Despite the facts, prejudice points fingers at Muslim, pushing them to take the blame as if they were responsible for the attacks. There are over 1.5 billion Muslims in the world and whenever there is an act of terror in the Western world, they are expected to apologize for the actions of the rare radicals who actually terrorize countries all over the world.
Those who practice Islam were aware of the reaction and backlash they would be facing, pushing them to take to twitter to condemn the Paris attacks and show solidarity with France using with the hashtags #TerrorismHasNoReligion, #IAmMuslim, and #NotInMyName. Tweets expressed that extremists and their actions of hate contradict the peace that Muslims wish to promote.
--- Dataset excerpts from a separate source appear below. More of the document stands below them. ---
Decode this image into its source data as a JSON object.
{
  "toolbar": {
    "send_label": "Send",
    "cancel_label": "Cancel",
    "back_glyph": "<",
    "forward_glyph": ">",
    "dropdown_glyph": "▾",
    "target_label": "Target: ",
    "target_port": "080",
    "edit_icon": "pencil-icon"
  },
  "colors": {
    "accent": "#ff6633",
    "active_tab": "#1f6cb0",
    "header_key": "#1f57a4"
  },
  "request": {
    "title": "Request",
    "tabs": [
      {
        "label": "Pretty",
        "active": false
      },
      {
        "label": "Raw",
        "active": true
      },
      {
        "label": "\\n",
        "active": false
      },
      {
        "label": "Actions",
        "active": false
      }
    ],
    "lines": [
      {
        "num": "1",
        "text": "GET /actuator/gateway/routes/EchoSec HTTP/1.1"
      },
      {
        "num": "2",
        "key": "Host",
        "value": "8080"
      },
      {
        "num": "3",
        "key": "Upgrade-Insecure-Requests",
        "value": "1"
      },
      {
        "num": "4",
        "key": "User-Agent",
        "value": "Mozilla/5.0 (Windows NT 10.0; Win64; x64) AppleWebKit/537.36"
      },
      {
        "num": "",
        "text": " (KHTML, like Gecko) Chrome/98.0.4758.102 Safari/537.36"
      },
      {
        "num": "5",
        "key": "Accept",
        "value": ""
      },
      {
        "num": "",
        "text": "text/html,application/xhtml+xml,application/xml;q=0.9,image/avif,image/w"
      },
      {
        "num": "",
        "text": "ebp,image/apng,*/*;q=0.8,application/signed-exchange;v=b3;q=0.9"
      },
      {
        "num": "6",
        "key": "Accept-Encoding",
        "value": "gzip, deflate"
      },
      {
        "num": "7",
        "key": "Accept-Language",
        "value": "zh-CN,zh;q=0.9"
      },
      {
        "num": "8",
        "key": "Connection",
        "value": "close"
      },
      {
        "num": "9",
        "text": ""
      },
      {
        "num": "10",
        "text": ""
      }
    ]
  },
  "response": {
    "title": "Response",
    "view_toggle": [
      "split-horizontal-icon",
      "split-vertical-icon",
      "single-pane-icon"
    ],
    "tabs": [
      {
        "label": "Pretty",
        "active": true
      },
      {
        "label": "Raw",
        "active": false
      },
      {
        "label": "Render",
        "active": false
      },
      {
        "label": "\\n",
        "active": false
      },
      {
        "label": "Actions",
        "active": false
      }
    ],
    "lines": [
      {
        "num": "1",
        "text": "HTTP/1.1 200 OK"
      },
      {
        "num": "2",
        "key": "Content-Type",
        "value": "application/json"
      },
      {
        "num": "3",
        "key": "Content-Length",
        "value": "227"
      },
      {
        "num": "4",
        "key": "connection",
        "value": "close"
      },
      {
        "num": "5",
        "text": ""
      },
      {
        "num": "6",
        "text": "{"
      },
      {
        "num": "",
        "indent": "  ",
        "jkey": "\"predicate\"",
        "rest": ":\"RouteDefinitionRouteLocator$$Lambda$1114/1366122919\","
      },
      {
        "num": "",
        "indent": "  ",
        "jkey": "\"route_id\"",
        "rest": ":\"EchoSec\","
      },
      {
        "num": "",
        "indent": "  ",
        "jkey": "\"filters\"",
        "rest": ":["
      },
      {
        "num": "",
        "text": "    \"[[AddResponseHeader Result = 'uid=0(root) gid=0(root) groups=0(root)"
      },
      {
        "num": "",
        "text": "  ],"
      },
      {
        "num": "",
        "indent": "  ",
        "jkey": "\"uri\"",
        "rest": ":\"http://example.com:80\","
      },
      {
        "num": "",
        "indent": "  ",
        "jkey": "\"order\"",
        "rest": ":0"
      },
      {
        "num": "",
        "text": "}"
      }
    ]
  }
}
The reaction to Muslims following a terrorist attack is nothing new, after the January attacks at Charlie Hebdo there was a rise of 281 percent in anti-Muslim attacks in the first quarter of 2015 compared with the same three months of the previous year, according to the National Observatory of Islamophobia.
Contrary to the belief of many, Muslims are actually one of of the largest group of victims of Islamist terrorists. More Muslims have been killed by Islamist extremists than Westerners and Christians. Extremists, no matter their reasoning, are willing to kill anyone who disagree with them — that includes Muslims.